Last week, the total US drilling rig count fell to a record low since Baker Hughes began tracking the data in 1949. Even if we adjust today's record low rig count of 480 upwards by a liberal 30% for drilling efficiency gains, it would still be lower than just about any other time in recorded US drilling history.
Although we don't have consistent records of active rig counts prior to 1949, we believe the total US drilling rig count hasn't been this low since the inception of the modern US oil industry - about the same time that Abraham Lincoln was sworn in as the 16th US president.
In 1859, Edwin Drake famously used a rig to drill the first successful well in Pennsylvania. His success marked the beginning of the oil drilling industry, and the number of active drilling rigs grew quickly, turning the Appalachian Basin into a leading oil producer (supplying half the world's oil).
By the time Abraham Lincoln was inaugurated as US president in 1861, the US rig count (albeit comprised of wooden derricks, not the highly engineered steel of today) was very likely either at or above today's levels and climbing.

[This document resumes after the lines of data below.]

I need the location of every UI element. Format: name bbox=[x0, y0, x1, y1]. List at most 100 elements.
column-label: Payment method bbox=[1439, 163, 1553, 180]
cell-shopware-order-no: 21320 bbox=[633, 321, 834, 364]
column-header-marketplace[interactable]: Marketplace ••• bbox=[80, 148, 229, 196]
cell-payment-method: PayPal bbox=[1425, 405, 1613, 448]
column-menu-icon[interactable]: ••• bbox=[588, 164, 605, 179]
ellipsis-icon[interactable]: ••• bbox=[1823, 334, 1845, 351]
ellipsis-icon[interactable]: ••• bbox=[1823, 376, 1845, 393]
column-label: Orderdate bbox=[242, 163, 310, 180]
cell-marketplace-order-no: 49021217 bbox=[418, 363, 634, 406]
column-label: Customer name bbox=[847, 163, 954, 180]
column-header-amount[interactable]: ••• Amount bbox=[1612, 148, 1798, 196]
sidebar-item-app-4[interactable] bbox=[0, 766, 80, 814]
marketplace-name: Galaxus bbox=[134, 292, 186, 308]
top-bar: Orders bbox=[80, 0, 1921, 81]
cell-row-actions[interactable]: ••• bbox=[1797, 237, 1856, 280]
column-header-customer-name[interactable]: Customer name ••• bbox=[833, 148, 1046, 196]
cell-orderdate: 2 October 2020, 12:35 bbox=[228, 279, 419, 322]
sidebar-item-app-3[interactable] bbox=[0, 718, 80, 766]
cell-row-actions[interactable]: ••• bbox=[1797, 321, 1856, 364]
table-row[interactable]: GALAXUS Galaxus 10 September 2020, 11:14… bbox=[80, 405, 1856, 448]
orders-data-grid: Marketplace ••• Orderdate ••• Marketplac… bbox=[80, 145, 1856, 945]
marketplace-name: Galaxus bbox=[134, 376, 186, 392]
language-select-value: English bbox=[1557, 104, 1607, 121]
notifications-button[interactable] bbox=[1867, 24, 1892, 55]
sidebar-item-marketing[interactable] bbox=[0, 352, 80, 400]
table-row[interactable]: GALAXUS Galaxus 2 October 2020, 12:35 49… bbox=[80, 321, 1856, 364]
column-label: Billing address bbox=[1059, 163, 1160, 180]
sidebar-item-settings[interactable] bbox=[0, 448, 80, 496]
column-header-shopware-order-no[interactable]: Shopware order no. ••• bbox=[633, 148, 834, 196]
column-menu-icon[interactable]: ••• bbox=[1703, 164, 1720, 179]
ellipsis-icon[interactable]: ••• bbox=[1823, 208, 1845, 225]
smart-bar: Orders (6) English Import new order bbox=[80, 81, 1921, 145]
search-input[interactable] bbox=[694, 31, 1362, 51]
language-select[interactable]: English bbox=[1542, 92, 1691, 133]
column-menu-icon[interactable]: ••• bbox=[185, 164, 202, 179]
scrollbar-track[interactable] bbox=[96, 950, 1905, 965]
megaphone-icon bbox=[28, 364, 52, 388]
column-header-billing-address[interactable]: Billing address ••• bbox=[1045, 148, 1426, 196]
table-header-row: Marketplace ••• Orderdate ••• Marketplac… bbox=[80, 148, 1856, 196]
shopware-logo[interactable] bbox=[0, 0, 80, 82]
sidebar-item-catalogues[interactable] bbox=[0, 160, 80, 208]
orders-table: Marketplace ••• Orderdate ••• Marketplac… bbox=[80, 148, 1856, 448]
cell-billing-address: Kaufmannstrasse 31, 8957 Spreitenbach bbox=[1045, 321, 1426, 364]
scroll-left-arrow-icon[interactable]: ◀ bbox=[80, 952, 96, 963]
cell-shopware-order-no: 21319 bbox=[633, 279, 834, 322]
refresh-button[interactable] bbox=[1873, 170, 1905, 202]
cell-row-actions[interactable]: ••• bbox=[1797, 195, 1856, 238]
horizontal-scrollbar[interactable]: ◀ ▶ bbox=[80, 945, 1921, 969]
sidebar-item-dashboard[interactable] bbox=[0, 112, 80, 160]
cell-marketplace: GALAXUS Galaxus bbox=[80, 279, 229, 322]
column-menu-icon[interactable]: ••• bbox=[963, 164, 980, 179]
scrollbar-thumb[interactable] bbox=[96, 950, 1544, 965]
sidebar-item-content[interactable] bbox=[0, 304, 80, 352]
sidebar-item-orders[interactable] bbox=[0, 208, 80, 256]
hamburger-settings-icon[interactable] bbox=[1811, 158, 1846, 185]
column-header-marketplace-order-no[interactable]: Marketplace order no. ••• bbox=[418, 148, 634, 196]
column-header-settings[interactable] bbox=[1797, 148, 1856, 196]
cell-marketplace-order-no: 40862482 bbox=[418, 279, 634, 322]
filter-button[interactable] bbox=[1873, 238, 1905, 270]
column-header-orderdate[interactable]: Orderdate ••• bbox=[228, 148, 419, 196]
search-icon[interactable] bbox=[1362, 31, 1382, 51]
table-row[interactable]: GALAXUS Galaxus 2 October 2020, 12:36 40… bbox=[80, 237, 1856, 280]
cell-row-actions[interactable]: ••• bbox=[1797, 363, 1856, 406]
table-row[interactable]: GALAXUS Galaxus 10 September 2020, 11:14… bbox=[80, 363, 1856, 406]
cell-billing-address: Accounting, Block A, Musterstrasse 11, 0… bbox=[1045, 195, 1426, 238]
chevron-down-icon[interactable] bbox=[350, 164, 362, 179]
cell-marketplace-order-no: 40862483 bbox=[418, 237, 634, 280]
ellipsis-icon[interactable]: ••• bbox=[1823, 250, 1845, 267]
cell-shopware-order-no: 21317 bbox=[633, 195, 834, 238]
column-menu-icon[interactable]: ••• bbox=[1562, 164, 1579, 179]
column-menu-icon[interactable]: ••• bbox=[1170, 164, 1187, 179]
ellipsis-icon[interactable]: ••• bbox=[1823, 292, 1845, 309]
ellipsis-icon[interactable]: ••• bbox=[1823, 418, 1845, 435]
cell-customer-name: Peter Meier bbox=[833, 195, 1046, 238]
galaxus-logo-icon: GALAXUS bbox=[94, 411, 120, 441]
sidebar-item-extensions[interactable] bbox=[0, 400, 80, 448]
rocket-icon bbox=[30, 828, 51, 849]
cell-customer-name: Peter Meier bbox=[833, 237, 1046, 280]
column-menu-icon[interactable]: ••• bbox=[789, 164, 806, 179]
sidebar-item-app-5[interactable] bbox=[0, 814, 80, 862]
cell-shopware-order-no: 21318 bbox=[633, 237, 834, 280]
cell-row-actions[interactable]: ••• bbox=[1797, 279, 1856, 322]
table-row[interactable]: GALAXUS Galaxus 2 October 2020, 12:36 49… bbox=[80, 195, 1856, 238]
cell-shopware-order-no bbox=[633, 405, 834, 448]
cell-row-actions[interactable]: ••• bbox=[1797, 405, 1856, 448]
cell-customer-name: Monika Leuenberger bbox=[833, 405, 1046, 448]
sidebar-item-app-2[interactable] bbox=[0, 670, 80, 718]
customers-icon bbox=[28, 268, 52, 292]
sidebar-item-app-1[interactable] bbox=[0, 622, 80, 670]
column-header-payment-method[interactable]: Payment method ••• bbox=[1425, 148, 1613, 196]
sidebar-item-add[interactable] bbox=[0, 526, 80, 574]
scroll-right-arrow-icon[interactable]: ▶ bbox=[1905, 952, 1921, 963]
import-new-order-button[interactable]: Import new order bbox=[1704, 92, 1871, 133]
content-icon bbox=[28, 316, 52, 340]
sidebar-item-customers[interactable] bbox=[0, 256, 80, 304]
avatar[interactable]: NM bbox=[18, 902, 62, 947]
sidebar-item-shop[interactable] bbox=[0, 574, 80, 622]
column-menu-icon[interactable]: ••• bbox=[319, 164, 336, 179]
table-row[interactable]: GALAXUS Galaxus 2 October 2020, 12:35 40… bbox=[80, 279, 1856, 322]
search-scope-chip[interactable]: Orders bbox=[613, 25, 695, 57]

We believe that no other downturn since the modern US drilling industry began has taken the US drilling rig count as low as current levels. Doing more with less (ie technology) plays a role, but so too does the worst downturn in the industry's history.
Weekly North American Rig Count Statistics
Last week, the total US rig count fell 9 rigs to 480. The US land rig count fell 13 rigs to 450. The North America rig count fell 40 units last week with declines coming all across the market. WTI is in the high-$30s as of this writing, skewing rig count direction lower and below expectations for the rest of 1H16.
The Independent E&Ps are cutting capex even more than we expected, and spending declines this year will likely be 40-50% below 2015 in the aggregate. While the weekly figures will ebb and flow, current oil price levels delay rig count stability. The 400 rig count level for US land will be tested soon. We believe current levels are not sustainable and will translate into a meaningful production response later this year and in 2017.
In Canada, the rig count fell 31 rigs to 98 for the week.
A regional summary of rig counts by key basins is below. With 152 rigs working, the Permian is still the most active basin, but it was down 6 rig on the week. The Eagle Ford, with 43 rigs running, is the second most active basin, and it was down 3 last week. With 32 rigs running, activity in the Bakken was down 1 rig last week.